Note: Another product of pondering this story and that. In stories, and sometimes in real life, people who put a toe out of line or are in danger of getting caught by the authorities tend to spontaneously lose their will to live. Funny how that works. 

“Yes, the police said it was an accident. He fell down an elevator shaft. Onto some bullets.” –Mystery Men


They found her wrapped in bandages, a mummy from a flick

They found the cordite in her hair, the marks from when she’d kick

They found her in a box outside the governor’s estate

“Suicide,” said the coroner, and then they closed the case.


They found the burning papers in the garden of the man

Who was on the lam for decades, playing catch-me-if-you-can

But when the cops caught up, it was his toe they had to tag

“Suicide,” said the coroner, putting pieces in the bag.


They found the dirty money paid out just before the drop

They found the buried files and the body of the cop

Who had asked too many questions of a lady and a gent:

“Suicide,” said the coroner. Man’s got to pay his rent.


They found, and kept on finding, and the question did arise

How a man bound hand and foot could shoot himself between the eyes

How the governor’s wife was always somewhere nearby, close to hand

Her alibi, impeccable. Her silence, iron-clad.


Suicide is painless if already dead when hung.

Suicide is simple when you’ve done what you have done.

And if askers keep on asking, ask the coroner his thought:

“Suicide,” said the coroner, “is easy. Just get caught.”

The Bill



Here’s Brian, the hero. Here’s Johnny, the fool.

Here’s Robert, the bastard, and Jonas, the tool.

Here’s Michael the cats’-paw and Miller the wise

And here’s follower Mary of the big blue eyes.


Here’s Will, the fanatic. Ah, but that one could hate!

Here’s Coll and Bill Starkey–damn me, what a weight!

Here’s Joe, who just wanted a new suit of clothes

And here’s pretty young Susan, who followed her Mose.


Here’s Roger and Roderick.
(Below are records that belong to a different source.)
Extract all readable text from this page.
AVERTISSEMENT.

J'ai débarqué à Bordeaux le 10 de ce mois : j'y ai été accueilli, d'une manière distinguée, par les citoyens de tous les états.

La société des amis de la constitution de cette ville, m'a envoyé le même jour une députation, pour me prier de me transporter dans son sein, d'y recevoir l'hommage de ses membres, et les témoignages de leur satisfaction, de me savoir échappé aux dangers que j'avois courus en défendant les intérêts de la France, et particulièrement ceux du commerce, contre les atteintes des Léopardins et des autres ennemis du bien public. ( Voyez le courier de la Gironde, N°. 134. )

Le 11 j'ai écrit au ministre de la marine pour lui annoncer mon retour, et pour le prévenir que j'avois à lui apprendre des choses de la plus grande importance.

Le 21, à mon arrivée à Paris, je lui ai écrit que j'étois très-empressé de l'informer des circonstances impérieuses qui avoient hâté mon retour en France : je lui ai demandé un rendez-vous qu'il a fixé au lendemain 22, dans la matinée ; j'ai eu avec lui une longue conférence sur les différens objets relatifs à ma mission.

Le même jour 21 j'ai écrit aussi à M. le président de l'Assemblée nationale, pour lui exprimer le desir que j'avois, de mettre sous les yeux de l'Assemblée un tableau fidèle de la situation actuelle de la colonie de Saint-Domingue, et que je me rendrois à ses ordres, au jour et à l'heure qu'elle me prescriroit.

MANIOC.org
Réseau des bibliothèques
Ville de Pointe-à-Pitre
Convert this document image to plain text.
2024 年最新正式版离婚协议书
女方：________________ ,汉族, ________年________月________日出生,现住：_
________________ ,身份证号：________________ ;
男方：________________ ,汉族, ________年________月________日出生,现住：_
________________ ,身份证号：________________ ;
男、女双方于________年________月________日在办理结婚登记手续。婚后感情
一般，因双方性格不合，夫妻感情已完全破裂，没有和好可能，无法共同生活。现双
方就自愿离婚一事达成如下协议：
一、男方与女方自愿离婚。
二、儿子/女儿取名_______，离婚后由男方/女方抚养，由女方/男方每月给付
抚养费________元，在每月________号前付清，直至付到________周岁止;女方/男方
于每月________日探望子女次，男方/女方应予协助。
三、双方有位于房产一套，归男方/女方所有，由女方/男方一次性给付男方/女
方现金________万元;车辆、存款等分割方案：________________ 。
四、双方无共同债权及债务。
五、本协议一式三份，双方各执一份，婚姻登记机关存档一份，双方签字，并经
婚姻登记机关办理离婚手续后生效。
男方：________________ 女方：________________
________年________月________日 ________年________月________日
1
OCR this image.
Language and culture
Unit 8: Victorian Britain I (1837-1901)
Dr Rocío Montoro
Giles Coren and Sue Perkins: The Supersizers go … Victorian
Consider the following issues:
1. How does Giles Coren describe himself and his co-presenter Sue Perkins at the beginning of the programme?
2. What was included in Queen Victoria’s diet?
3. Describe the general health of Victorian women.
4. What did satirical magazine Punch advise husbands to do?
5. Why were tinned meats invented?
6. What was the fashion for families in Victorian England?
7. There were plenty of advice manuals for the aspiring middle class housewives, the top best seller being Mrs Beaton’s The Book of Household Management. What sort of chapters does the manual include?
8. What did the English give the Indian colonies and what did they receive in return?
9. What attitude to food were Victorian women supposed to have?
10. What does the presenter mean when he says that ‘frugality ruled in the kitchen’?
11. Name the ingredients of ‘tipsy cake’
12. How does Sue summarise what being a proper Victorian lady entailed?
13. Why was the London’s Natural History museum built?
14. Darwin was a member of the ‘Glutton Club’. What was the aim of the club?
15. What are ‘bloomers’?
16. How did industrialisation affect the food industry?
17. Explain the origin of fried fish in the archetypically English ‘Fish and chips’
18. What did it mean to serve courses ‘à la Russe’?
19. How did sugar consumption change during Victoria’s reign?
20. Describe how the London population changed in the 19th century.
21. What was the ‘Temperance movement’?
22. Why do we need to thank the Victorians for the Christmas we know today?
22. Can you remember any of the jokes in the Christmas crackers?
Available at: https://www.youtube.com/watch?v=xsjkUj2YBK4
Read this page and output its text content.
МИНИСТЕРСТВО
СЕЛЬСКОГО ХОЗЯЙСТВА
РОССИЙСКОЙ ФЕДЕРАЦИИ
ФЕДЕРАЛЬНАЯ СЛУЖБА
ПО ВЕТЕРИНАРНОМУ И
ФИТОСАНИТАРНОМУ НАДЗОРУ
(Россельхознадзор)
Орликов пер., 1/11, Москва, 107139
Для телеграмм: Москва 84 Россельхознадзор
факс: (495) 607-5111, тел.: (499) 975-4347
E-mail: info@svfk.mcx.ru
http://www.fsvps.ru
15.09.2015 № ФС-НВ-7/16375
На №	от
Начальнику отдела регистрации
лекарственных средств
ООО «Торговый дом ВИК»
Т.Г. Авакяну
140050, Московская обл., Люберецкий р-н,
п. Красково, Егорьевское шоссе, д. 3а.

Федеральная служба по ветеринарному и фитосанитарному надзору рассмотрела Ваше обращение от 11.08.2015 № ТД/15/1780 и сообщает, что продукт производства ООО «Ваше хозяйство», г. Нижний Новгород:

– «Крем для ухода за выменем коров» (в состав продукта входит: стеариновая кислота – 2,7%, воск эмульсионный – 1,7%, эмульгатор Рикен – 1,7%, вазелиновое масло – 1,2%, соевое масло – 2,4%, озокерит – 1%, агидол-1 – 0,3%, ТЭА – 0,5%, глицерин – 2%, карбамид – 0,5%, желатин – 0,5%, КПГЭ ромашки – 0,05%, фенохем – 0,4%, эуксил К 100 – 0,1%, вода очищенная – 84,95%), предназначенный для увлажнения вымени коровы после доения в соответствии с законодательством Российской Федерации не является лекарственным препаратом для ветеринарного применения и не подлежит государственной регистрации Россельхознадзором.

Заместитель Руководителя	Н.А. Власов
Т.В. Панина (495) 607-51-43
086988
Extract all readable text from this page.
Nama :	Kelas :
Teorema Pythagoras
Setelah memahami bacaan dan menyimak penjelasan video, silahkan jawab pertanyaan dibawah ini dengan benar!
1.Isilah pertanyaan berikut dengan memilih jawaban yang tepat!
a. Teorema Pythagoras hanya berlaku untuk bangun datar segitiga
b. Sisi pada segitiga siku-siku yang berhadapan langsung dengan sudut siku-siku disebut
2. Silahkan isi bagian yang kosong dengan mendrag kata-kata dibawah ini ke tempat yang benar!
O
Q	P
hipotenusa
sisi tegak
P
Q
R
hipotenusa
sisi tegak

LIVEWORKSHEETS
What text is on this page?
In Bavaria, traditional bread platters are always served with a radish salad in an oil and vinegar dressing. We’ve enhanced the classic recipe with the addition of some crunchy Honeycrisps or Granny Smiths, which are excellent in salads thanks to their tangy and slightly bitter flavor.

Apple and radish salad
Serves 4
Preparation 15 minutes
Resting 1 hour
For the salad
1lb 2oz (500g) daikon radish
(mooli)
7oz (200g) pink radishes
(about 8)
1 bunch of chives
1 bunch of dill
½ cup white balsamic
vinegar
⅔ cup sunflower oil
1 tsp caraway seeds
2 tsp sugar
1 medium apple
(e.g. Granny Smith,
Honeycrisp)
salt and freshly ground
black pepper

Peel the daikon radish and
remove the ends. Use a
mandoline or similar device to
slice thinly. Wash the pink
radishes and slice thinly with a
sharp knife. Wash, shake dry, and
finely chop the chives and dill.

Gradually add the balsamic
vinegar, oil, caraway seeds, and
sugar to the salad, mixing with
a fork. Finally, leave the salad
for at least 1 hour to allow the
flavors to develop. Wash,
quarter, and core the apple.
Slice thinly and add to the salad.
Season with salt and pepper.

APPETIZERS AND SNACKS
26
In life and death

Some brothers fight bloodiest, choking for breath

With their knives in their backs and their hands around throats

For a woman–and both of ’em ugly old goats.


Here’s another one coming–I haven’t his name

But here’s old Badger Burley, who so wanted fame.

Here the smell’s growing thicker. Ah, pass me the cloth

And give over Dame Shovel to help see ’em off.


Here’s Mac from the north, who was led by a star

Here’s Amos, who took the wrong turn from the bar.

Here’s Susan’s young Mose–ah, they’re not parted rough.

Put him back by her side, boys, she’s small–room enough.


Here’s a pocket of coins. Well, it won’t feed the dead.

I’d say “Here’s to you,” but you haven’t a head.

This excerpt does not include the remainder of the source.